A client had a colectomy 8½ hours ago. She has received 1,500 mL of dextrose 5% in water with normal saline solution. The client has just used a patient-controlled analgesia pump to administer morphine for pain, has been repositioned for comfort, and has stable pulse rate, respirations, and blood pressure. What should the nurse do next?
- A. Check that the family is comfortable.
- B. Assess vital signs following the use of morphine.
- C. Dim the lights in the room.
- D. Increase nasal oxygen from 2 to 3 L.
Correct Answer: B
Rationale: Morphine can cause respiratory depression or hypotension. Assessing vital signs after PCA use ensures the client's safety and detects adverse effects promptly.

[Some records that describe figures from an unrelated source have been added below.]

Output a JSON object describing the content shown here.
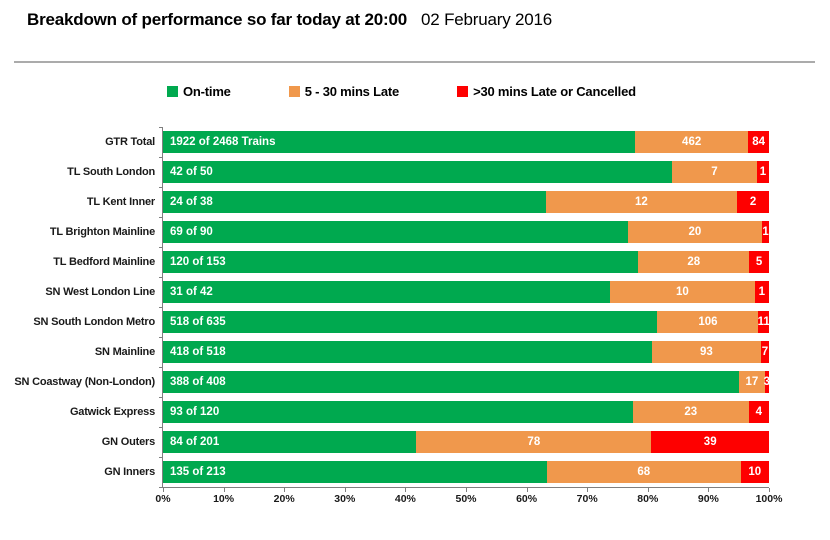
{
  "title": {
    "main": "Breakdown of performance so far today at 20:00",
    "date": "02 February 2016"
  },
  "legend": [
    {
      "name": "on-time",
      "label": "On-time",
      "color": "#00a94f"
    },
    {
      "name": "late",
      "label": "5 - 30 mins Late",
      "color": "#f0984c"
    },
    {
      "name": "cancelled",
      "label": ">30 mins Late or Cancelled",
      "color": "#fe0000"
    }
  ],
  "chart_data": {
    "type": "bar",
    "orientation": "horizontal_stacked_percent",
    "title": "Breakdown of performance so far today at 20:00 02 February 2016",
    "grid": false,
    "legend_position": "top",
    "xlim": [
      0,
      100
    ],
    "x_tick_labels": [
      "0%",
      "10%",
      "20%",
      "30%",
      "40%",
      "50%",
      "60%",
      "70%",
      "80%",
      "90%",
      "100%"
    ],
    "categories": [
      "GTR Total",
      "TL South London",
      "TL Kent Inner",
      "TL Brighton Mainline",
      "TL Bedford Mainline",
      "SN West London Line",
      "SN South London Metro",
      "SN Mainline",
      "SN Coastway (Non-London)",
      "Gatwick Express",
      "GN Outers",
      "GN Inners"
    ],
    "totals": [
      2468,
      50,
      38,
      90,
      153,
      42,
      635,
      518,
      408,
      120,
      201,
      213
    ],
    "series": [
      {
        "name": "On-time",
        "color": "#00a94f",
        "values": [
          1922,
          42,
          24,
          69,
          120,
          31,
          518,
          418,
          388,
          93,
          84,
          135
        ],
        "bar_labels": [
          "1922 of 2468 Trains",
          "42 of 50",
          "24 of 38",
          "69 of 90",
          "120 of 153",
          "31 of 42",
          "518 of 635",
          "418 of 518",
          "388 of 408",
          "93 of 120",
          "84 of 201",
          "135 of 213"
        ]
      },
      {
        "name": "5 - 30 mins Late",
        "color": "#f0984c",
        "values": [
          462,
          7,
          12,
          20,
          28,
          10,
          106,
          93,
          17,
          23,
          78,
          68
        ],
        "bar_labels": [
          "462",
          "7",
          "12",
          "20",
          "28",
          "10",
          "106",
          "93",
          "17",
          "23",
          "78",
          "68"
        ]
      },
      {
        "name": ">30 mins Late or Cancelled",
        "color": "#fe0000",
        "values": [
          84,
          1,
          2,
          1,
          5,
          1,
          11,
          7,
          3,
          4,
          39,
          10
        ],
        "bar_labels": [
          "84",
          "1",
          "2",
          "1",
          "5",
          "1",
          "11",
          "7",
          "3",
          "4",
          "39",
          "10"
        ]
      }
    ]
  }
}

What is the priority nursing action for a client with a suspected brain tumor?
- A. Administer pain medication.
- B. Monitor neurological status.
- C. Provide emotional support.
- D. Restrict physical activity.
Correct Answer: B
Rationale: Monitoring neurological status is the priority to detect changes associated with a brain tumor.
The nurse is assessing a client for neurologic impairment after a total hip replacement. Which of the following would indicate impairment in the affected extremity?
- A. Decreased distal pulse.
- B. Inability to move.
- C. Diminished capillary refill.
- D. Coolness to the touch.
Correct Answer: B
Rationale: Inability to move suggests nerve damage, a serious complication requiring immediate evaluation.
A client with peripheral vascular disease has chronic, severe pretibial and ankle edema bilaterally. Because the client is on complete bed rest and circulation is compromised, one goal is to maintain tissue integrity. Which of the following interventions will help achieve this outcome?
- A. Administering pain medication
- B. Encouraging fluids
- C. Turning the client every 1 to 2 hours
- D. Maintaining hygiene
Correct Answer: C
Rationale: Turning the client every 1 to 2 hours prevents pressure ulcers by relieving pressure on dependent areas, promoting circulation, and maintaining skin integrity in a client with PVD and edema on bed rest. Pain medication, fluids, and hygiene are important but do not directly address tissue integrity.